April 22, 1880

Washington, D.C.


To the Senate and House of Representatives:


I have the honor to inform Congress that Mr. J. Randolph Coolidge, Dr. Algernon Coolidge, Mr. Thomas Jefferson Coolidge, and Mrs. Ellen Dwight of Massachusetts, the heirs of the late Joseph Coolidge Junior, desire to present to the United States the desk on which the Declaration of Independence was written.  It bears the following inscription in the handwriting of Thomas Jefferson.

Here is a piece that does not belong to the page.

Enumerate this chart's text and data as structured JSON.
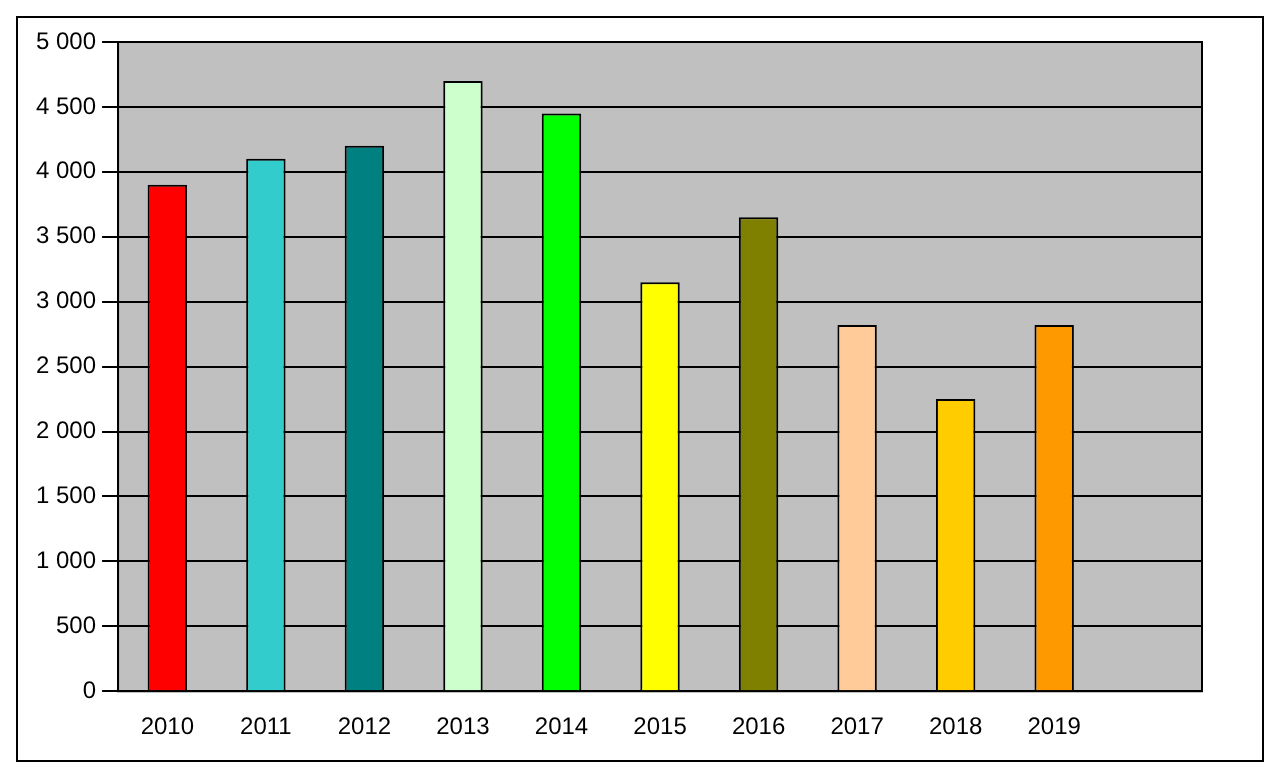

“Thomas Jefferson gives this Writing Desk to Joseph Coolidge, Jr. as a memorial of his affection.  It was made from a drawing of his own, by Ben Randall cabinet maker of Philadelphia, with whom he first lodged on his arrival in that City in May 1776 and is the identical one on which he wrote the Declaration of Independence.  Politics as well as Religion has its superstitions.  These, gaining strength with time, may one day, give imaginary value to this relic, for its association with the birth of the great Charter of our Independence.

Monticello   Nov. 18, 1825.”


The Desk was placed in my possession by Hon. Robert C Winthrop and is herewith transmitted to Congress, with the letter of Mr. Winthrop, expressing the wish of the donors “to offer it to the United States, that it may hereafter have a place in the Department of State in connection with the immortal instrument which was written upon it in 1776.”


I respectfully recommend that such action may be taken by Congress as may be deemed appropriate with reference to a gift to the Nation so precious in its history and for the memorable associations which belong to it.